Suckler cow numbers would decline by about 65,000 head or 6% between 2015 and 2020, under FAPRI Ireland projections made earlier this year.
This recent model by FAPRI Ireland is based on there being 1,064,000 suckler cows in the country in 2015. Numbers would decline each year and by 2020 the suckler cow herd would have fallen to 999,200. This is broadly consistent with other FAPRI projections over the past year or two.
However, FAPRI Ireland ran the 2015 model on in time to 2035, and this suckler cow model projects numbers falling to just 513,000 head – a 52% drop from the numbers of 2015.

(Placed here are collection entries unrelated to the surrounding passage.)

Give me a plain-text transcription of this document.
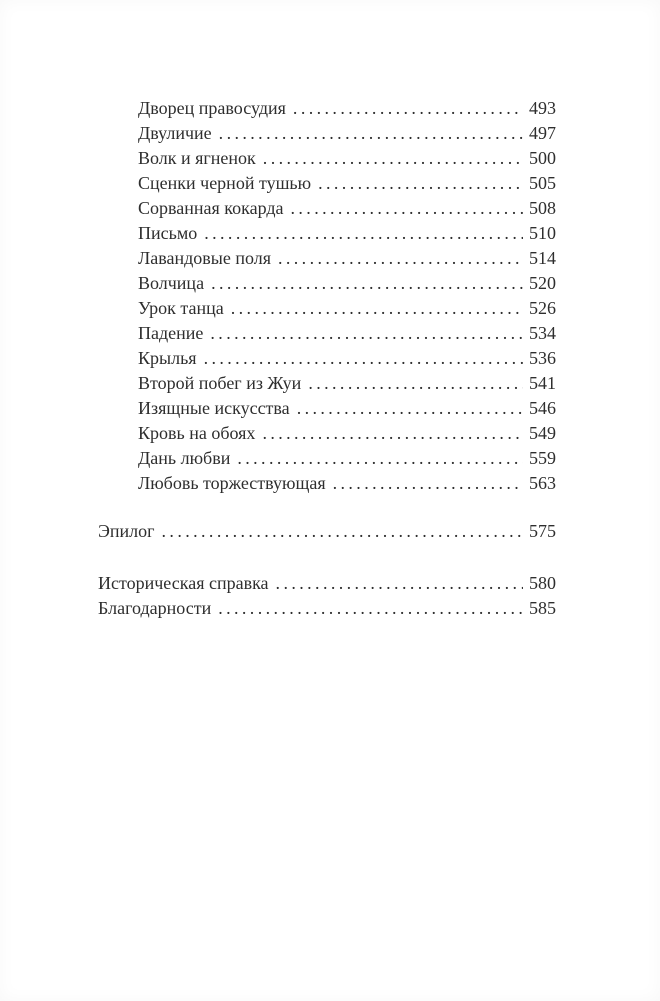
Дворец правосудия .....	493
Двуличие .....	497
Волк и ягненок .....	500
Сценки черной тушью .....	505
Сорванная кокарда .....	508
Письмо .....	510
Лавандовые поля .....	514
Волчица .....	520
Урок танца .....	526
Падение .....	534
Крылья .....	536
Второй побег из Жуи .....	541
Изящные искусства .....	546
Кровь на обоях .....	549
Дань любви .....	559
Любовь торжествующая .....	563
Эпилог .....	575
Историческая справка .....	580
Благодарности .....	585
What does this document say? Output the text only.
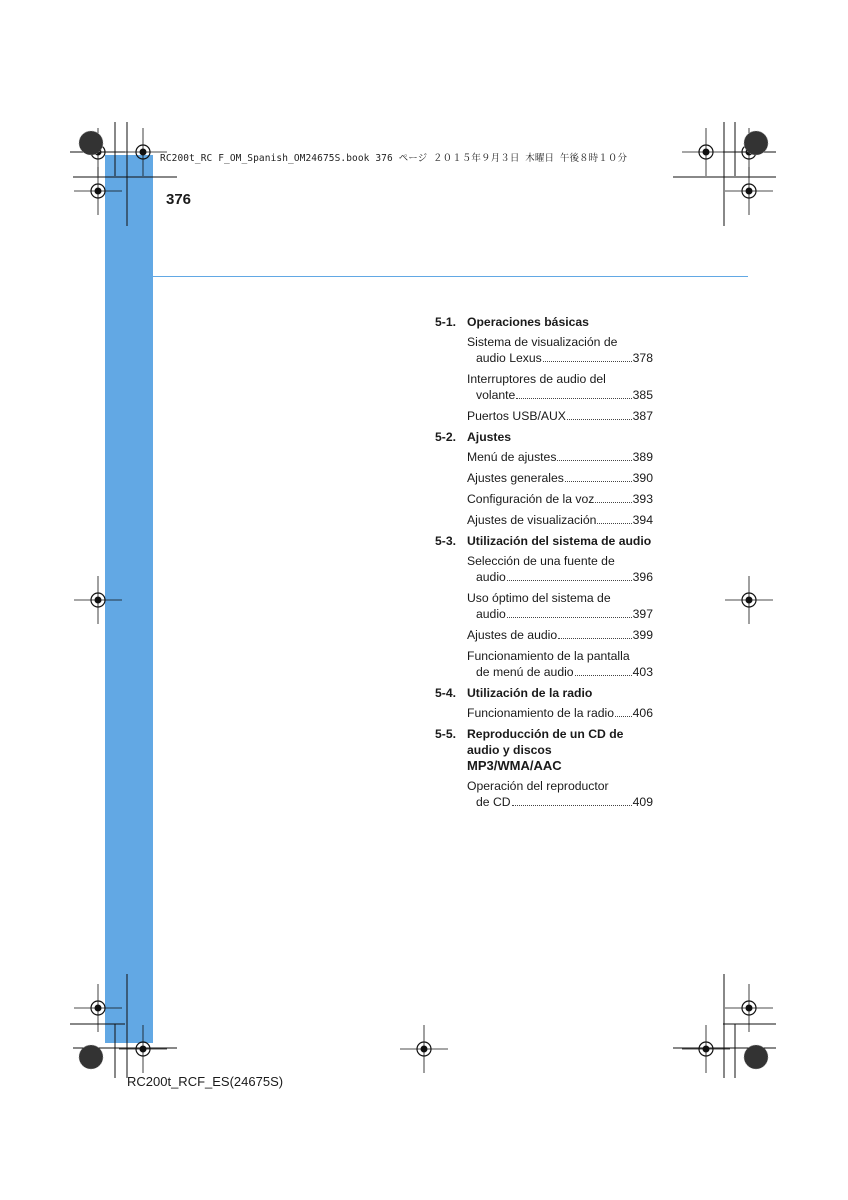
RC200t_RC F_OM_Spanish_OM24675S.book 376 ページ ２０１５年９月３日 木曜日 午後８時１０分
376
5-1. Operaciones básicas
Sistema de visualización de
audio Lexus	378
Interruptores de audio del
volante	385
Puertos USB/AUX	387
5-2. Ajustes
Menú de ajustes	389
Ajustes generales	390
Configuración de la voz	393
Ajustes de visualización	394
5-3. Utilización del sistema de audio
Selección de una fuente de
audio	396
Uso óptimo del sistema de
audio	397
Ajustes de audio	399
Funcionamiento de la pantalla
de menú de audio	403
5-4. Utilización de la radio
Funcionamiento de la radio 406
5-5. Reproducción de un CD de audio y discos
MP3/WMA/AAC
Operación del reproductor
de CD	409
RC200t_RCF_ES(24675S)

FAPRI researcher Trevor Donnellan told the Irish Farmers Journal that this projection is based on the assumption that farmers’ EU subsidy payments remain fixed in nominal terms right through the period, with the real value of income in cattle production therefore falling considerably.
Projections
“These numbers are not forecasts,” he told the Irish Farmers Journal. “They are projections that reflect assumptions about what policy might be like in the future. In reality, we don’t know what CAP policy will look like beyond 2020, but it is necessary to make some working assumption on what policy might look like in order to be able to report these numbers.
“Of course, if beef production were somehow to receive a higher level of support in the future, we’d have a different set of projections and could expect those to show a slower rate of decline in suckler numbers.”
FAPRI Ireland is asked to make long-term models for a number of other agencies, such as the EPA. The figures are contained in FAPRI-Ireland, Donnellan and Hanrahan 2015.